“Follow” has been a theme God has spoken to us at YWAM Newcastle in 2013. Below is a blog from Ashley, one of our Creative Communications staff, sharing her thoughts on what it means to follow…
One of the things I most cherish about childhood is the carefree nature of it. When we’re young, questions never relent, love comes recklessly without limits, and songs are shouted with full conviction. I remember one particular song that came with this territory.
“We’re following the leader, the leader, the leader; we’re following the leader, wherever he may go.”
Innocently intentioned, we didn’t quite realise what was started in this lovely little jingle. But all too soon we’d come to the reality of adulthood and ironically follow society’s rebellion against such nonsense.
The world likes to tell you that being a “follower” is not a desired description for yourself. Be a leader not a follower are words easily found web-wide and in the subconscious (or forefront) mind of you and your neighbour. And let’s face it; the temporal title is not without its flaws. When we allow the limited perspectives of man to influence our decisions without consulting the Creator of the Universe, we may be lead to canyons of the deepest and darkest variety.
On the other hand, some of us choose to go it alone. We are independent, strong, leaders of our own generations. We don’t need anyone’s help. We start the trends for others to follow. Our ambitions are high, and our grace giving (to ourselves, especially) for imperfections is low. So what happens when our insistent independence leads us trailblazing alone in the wilderness, and there are no shoulders to stand on? This isolation is not a part of God’s design.

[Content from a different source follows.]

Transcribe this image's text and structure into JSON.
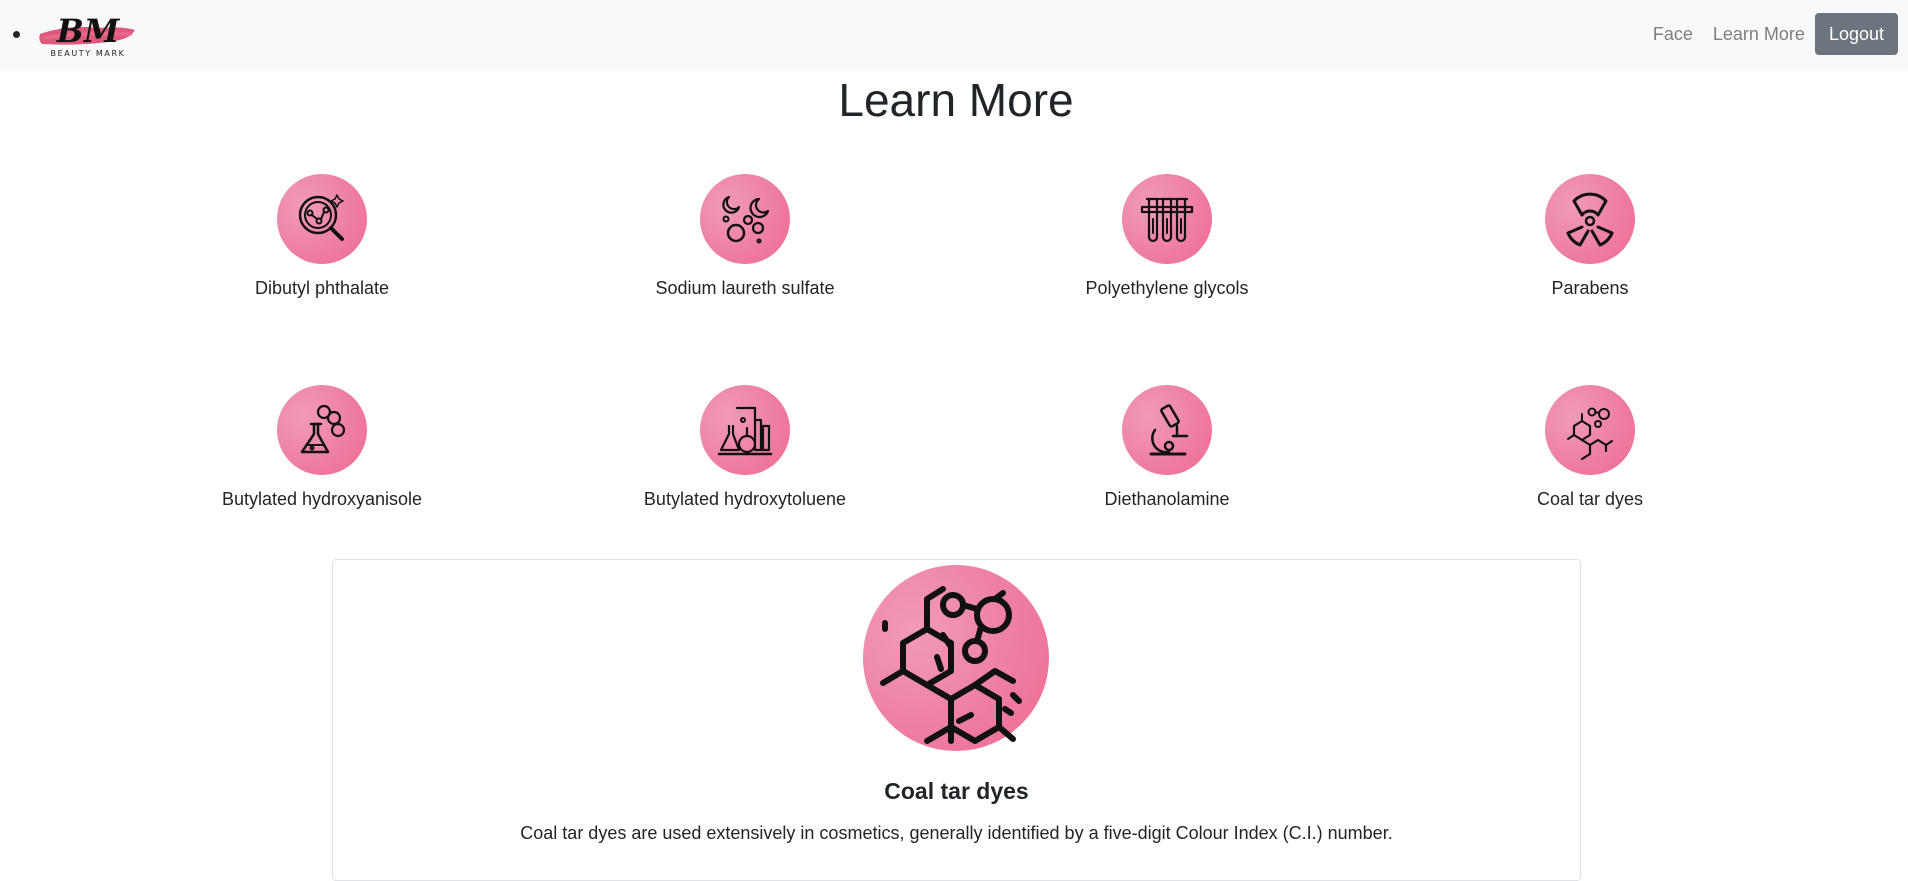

We invited it in when for some reason it was decided that it is better to be first and alone than last and together.
But here is the great reversal, as Jesus puts it:
“I assure you that when the world is made new and the Son of Man sits upon his glorious throne, you who have been my followers […] and everyone who has given up houses or brothers or sisters or father or mother or children or property, for my sake, will receive a hundred times as much in return and will inherit eternal life. But many who are the greatest now will be least important then, and those who seem least important now will be the greatest then.” (Matthew 19:28-30)
So I’m here to tell you that I am a follower.
I am a sheep, and I follow my Shepherd where he wants me to go. Sometimes I question my Shepherd, and sometimes I question my brother and sister sheep, because I don’t always understand. But the character of my Shepherd reminds me that his way for me (and the rest of his flock) always has the best destination, even when I think I see rocks or cliffs up ahead.
Sometimes I want to take the paved road, because, I tell him, look how smooth and nice and easy for me it is!
But, he says, I want you to come this way, with me. I will help you through the rocks, I will go before you, carry you when you need, and bring you to a much higher, even more beautiful place that this narrow path has in store for you.
They say life is about the journey and not the destination. In only partial agreement, I believe both are of equal importance. The journey is the part that grows and challenges us so that we can appreciate the most valuable destination. If we don’t experience the difficulties, how can we appreciate the fullness of God’s perfect character? And how can we get to that intimacy without the right directions (or director) to guide each step?
If you ever wonder what it really looks like to follow Jesus wholeheartedly, the answer rests in his own words: “If you cling to your life, you will lose it; but if you give up your life for me, you will find it” (Matthew 10:39).
All of us follow someone. Whether it is your culture, family, friends, or yourself, the nature of humanity is to do so. So the question is not if you are a follower or not.
The question is whom do you follow? And what grip needs loosening in your life?